Bedrock+Difyでお手軽にLLMアプリを作ってみる
DifyはオープンソースのLLMアプリ開発プラットフォームです。
Difyを使うことでアプリ開発の専門知識がなくても簡単にLLMアプリを作ることができます。
今回はEC2インスタンス上にDifyをインストールし、
EC2からAmazon Bedrockの基盤モデルを呼び出すことでLLMアプリを作ってみました。
システム構成
構築するシステムの構成は以下の通り。
ALBでクライアントからのHTTPSリクエストを受け付け、
後段のEC2インスタンスにHTTPでリクエストを転送します。
(DifyにはNginxが内蔵されているのでALBは必ずしも必要ではないです。証明書周りの設定を簡単にするためにALBを立てています。)
EC2インスタンスにはDifyと、Difyの実行に必要なDockerとDocker Composeをインストールしておきます。

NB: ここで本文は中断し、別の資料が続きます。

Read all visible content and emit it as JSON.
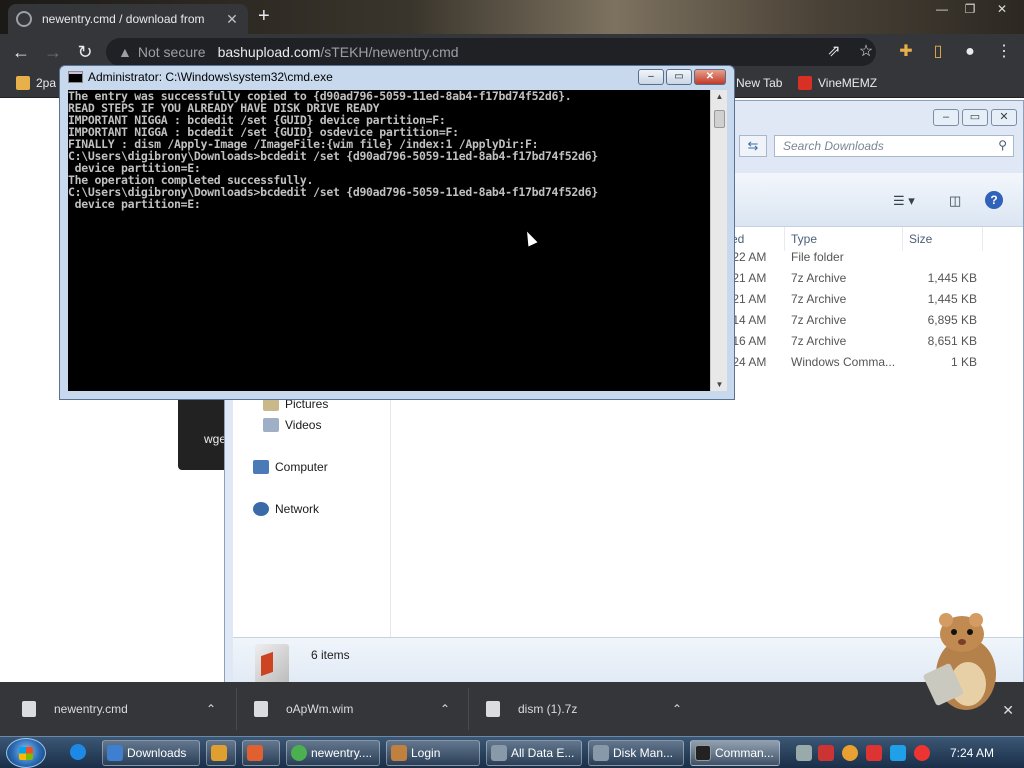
{
  "browser": {
    "tab_title": "newentry.cmd / download from",
    "url_warning": "Not secure",
    "url_host": "bashupload.com",
    "url_path": "/sTEKH/newentry.cmd",
    "bookmarks": [
      {
        "label": "2pa",
        "color": "#e8b04a"
      },
      {
        "label": "New Tab",
        "color": "#e8eaed"
      },
      {
        "label": "VineMEMZ",
        "color": "#d93025"
      }
    ],
    "page_card_text": "wge"
  },
  "cmd": {
    "title": "Administrator: C:\\Windows\\system32\\cmd.exe",
    "lines": [
      "The entry was successfully copied to {d90ad796-5059-11ed-8ab4-f17bd74f52d6}.",
      "READ STEPS IF YOU ALREADY HAVE DISK DRIVE READY",
      "IMPORTANT NIGGA : bcdedit /set {GUID} device partition=F:",
      "IMPORTANT NIGGA : bcdedit /set {GUID} osdevice partition=F:",
      "FINALLY : dism /Apply-Image /ImageFile:{wim file} /index:1 /ApplyDir:F:",
      "",
      "C:\\Users\\digibrony\\Downloads>bcdedit /set {d90ad796-5059-11ed-8ab4-f17bd74f52d6}",
      " device partition=E:",
      "The operation completed successfully.",
      "",
      "C:\\Users\\digibrony\\Downloads>bcdedit /set {d90ad796-5059-11ed-8ab4-f17bd74f52d6}",
      " device partition=E:"
    ]
  },
  "explorer": {
    "search_placeholder": "Search Downloads",
    "columns": {
      "modified": "ed",
      "type": "Type",
      "size": "Size"
    },
    "files": [
      {
        "modified": ":22 AM",
        "type": "File folder",
        "size": ""
      },
      {
        "modified": ":21 AM",
        "type": "7z Archive",
        "size": "1,445 KB"
      },
      {
        "modified": ":21 AM",
        "type": "7z Archive",
        "size": "1,445 KB"
      },
      {
        "modified": ":14 AM",
        "type": "7z Archive",
        "size": "6,895 KB"
      },
      {
        "modified": ":16 AM",
        "type": "7z Archive",
        "size": "8,651 KB"
      },
      {
        "modified": ":24 AM",
        "type": "Windows Comma...",
        "size": "1 KB"
      }
    ],
    "nav": {
      "pictures": "Pictures",
      "videos": "Videos",
      "computer": "Computer",
      "network": "Network"
    },
    "item_count": "6 items"
  },
  "downloads_shelf": [
    {
      "label": "newentry.cmd"
    },
    {
      "label": "oApWm.wim"
    },
    {
      "label": "dism (1).7z"
    }
  ],
  "taskbar": {
    "buttons": [
      {
        "label": "Downloads",
        "color": "#3f7fd0"
      },
      {
        "label": "",
        "color": "#e0a030"
      },
      {
        "label": "",
        "color": "#e06030"
      },
      {
        "label": "newentry....",
        "color": "#4caf50"
      },
      {
        "label": "Login",
        "color": "#c08040"
      },
      {
        "label": "All Data E...",
        "color": "#8899aa"
      },
      {
        "label": "Disk Man...",
        "color": "#8899aa"
      },
      {
        "label": "Comman...",
        "color": "#222222"
      }
    ],
    "clock": "7:24 AM"
  }
}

EC2インスタンスからBedrockのAPIを叩けるように、
EC2にはbedrock:InvokeModel*
を許可ポリシーに加えたIAMロールをアタッチします。
公式のガイドによると、Difyのインストールには
CPU >= 2 Core
RAM >= 4 GiB
が必要になるので、EC2のインスタンスタイプはt3.mediumとします。
構築手順
AWSリソースのデプロイ
構築するリソースは全てCloudformationで作成しました。
以下のテンプレートを用いて各種スタックを作成していきます。
DifyについてはEC2インスタンスを起動する際に
以下のユーザデータを実行してインストールするようにしています。
#!/bin/bash
# Install Docker
yum install docker git -y
usermod -a -G docker ec2-user
systemctl enable docker
systemctl start docker
# Install docker-compose
mkdir -p /usr/local/lib/docker/cli-plugins
curl -SL https://github.com/docker/compose/releases/download/v2.4.1/docker-compose-linux-x86_64 -o /usr/local/lib/docker/cli-plugins/docker-compose
chmod +x /usr/local/lib/docker/cli-plugins/docker-compose
# Install Dify
cd /usr/local
git clone https://github.com/langgenius/dify.git
cd dify/docker
cp .env.example .env
docker compose up -d
インストール手順は以下を参照しました。
一点、注意点として、上記コマンドを実行すると
- Nginx
- PostgreSQL
- Redis
- Webaviate
といった複数のサービスがコンテナ上で起動します。
各種サービスの起動に用いられる環境変数はdify/docker/.env
に記載されています。
実際にアプリケーションを公開・運用する際はdify/docker/.env
に記載された変数を適宜チューニングする必要がありそうです。
Bedrockでの基盤モデルの有効化
AWSのマネジメントコンソールからBedrockの基盤モデルを有効化します。
Bedrockのコンソール画面から
Bedrock configurations > モデルアクセス
を選択します。
モデルアクセスをリクエストしたのち、アクセスのステータスが
「アクセスが付与されました」の表示になるまで数分待ちます。
コンソールの左ペインの
基盤モデル > ベースモデル
を選択すると、ベースモデルの詳細が表示されます。
各モデルについてModel IDが表示されています。利用したいモデルのModel IDをコピーしておきます。
Difyでのモデルプロバイダーの設定
ALBのエンドポイントにアクセスしてDifyの管理者コンソールを開きます。
「設定」画面から「モデルプロバイダー」を選択し、
「Bedrock」を追加します。
セットアップ画面が開くので
- AWS Region: Asia Pacific (Tokyo)
- Available Model Name: マネジメントコンソール上で確認したModel ID
を入力して保存します。
今回はEC2インスタンスにIAMロールを設定しているため、Access KeyおよびSecret Access Keyは空欄でOKです。
LLMアプリの作成&公開
Difyのコンソールからお好きなアプリを作成して公開します。
まとめ
AWSのリソースの作成から初めてわずか数時間でLLMアプリを作成することができました。
さらに作り込むなら
- DB周りのサービスをAWSのマネージドサービスに置き換える
- PostgreSQL: Amazon Aurora PostgreSQL
- Redis: ElastiCache for Redis
- Webaviate: Amazon Aurora PostgreSQL + pg_vector
- DifyのサーバをPrivate Subnetに配置し、BedrockにはVPCエンドポイント経由でアクセスする
- Knowledge base for Amazon Bedrockを使ってRAGぽいものを作ってみる
などができそうです。また、Webサーバ(nginx)やベクターDB(Webaviate)は外部サービスを利用するならDify内蔵のものは止めた方が良さそうです。